An _escaped_fragment_ is a work around that developers who build their websites in Javascript use to help SEO pros (that’d be me) create URLs that are indexable by Google. I could ask: why bother? Why not use some other language that already makes indexing URLs easy? But I’ve learned, at my advanced age and through experience hard won: People have their reasons.
When first I learned about the concept of an _Escaped_Fragment_ I got excited. The phrase stirs my sense of poetry because, really, our lives are nothing but a collection of escaped fragments. These fragments are things of incomparable beauty — a beauty so piercing that it brings you to your knees when you open your eyes and smell it.
When I was very young, around 16, I’d say, I created my very first escaped fragment. I was a dishwasher at the time at a restaurant, now long gone, in my home town. The second floor window where I washed dishes during the lunch shift overlooked a parking lot with a yellow matchbox-shaped Porsche that was parked there everyday. I decided to see if I could plant a fragment in my head and remember that Porsche forever. Well (We really miss you, Prince!), I’m here to tell you: Forever is a mighty long time. . .but I still do think of that Porsche. . .and now I know that it was, and always will be, an _escaped_fragment.
Here are some more:
An escaped fragment is the time you fell down in a field and found yourself face to face with a flower that had a bee in it. You’re not sure why, but the bee stopped and looked you in the eye so intently you forgot to be afraid.

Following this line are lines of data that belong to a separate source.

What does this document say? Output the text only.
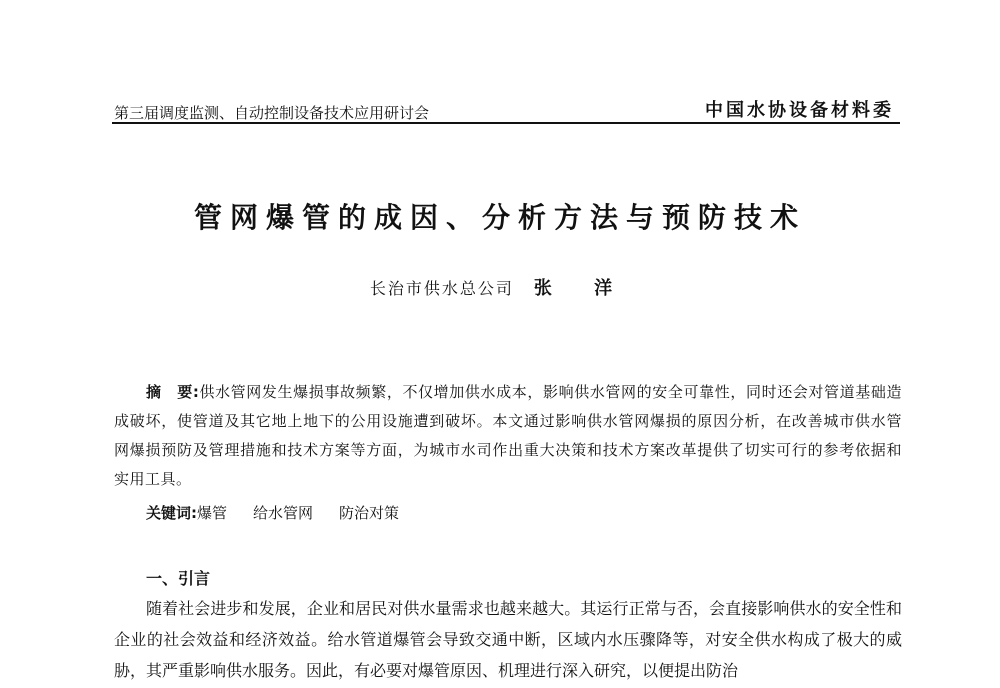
第三届调度监测、自动控制设备技术应用研讨会	中国水协设备材料委
管网爆管的成因、分析方法与预防技术
长治市供水总公司 张 洋
摘　要:供水管网发生爆损事故频繁，不仅增加供水成本，影响供水管网的安全可靠性，同时还会对管道基础造成破坏，使管道及其它地上地下的公用设施遭到破坏。本文通过影响供水管网爆损的原因分析，在改善城市供水管网爆损预防及管理措施和技术方案等方面，为城市水司作出重大决策和技术方案改革提供了切实可行的参考依据和实用工具。
关键词:爆管 给水管网 防治对策
一、引言
随着社会进步和发展，企业和居民对供水量需求也越来越大。其运行正常与否，会直接影响供水的安全性和企业的社会效益和经济效益。给水管道爆管会导致交通中断，区域内水压骤降等，对安全供水构成了极大的威胁，其严重影响供水服务。因此，有必要对爆管原因、机理进行深入研究，以便提出防治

Another time, you were making love with someone who loved you and you loved but still you felt free. The cat jumped on the bed and you shrieked and he shouted and then you laughed together for so long you felt weak and shaky afterwards.
It was the day you found out you had cancer.
It was your first breath and, yes, it was your last — taken from within a soft morphine cloud while you were surrounded by people who loved you, some of whom were on Skype, the iPads carefully propped up around you as you lay dying. There were fresh yellow daisies sitting witness on your antique bedside table, the one you purchased at the furniture show in Milan and had so much trouble shipping, but you didn’t see them.
Remember when you ate dirt and beat your chest? It was after they burned your village to the ground and there was nothing left.
It was also the time you went to Tiffany and picked out a diamond, and that other time you hit your first major league home run — bases loaded. And don’t forget the occasion you sat quietly by yourself, eating the first Thanksgiving meal after your divorce: one leg, a few green beans, a baked potato cut in half, too much fresh cranberry sauce with orange zest you made yourself because, hey, why not, and a glass of very nice red wine. Everything was really quiet and you had time to chew and watch the candles flicker.
Escaped fragments are all of that, and more.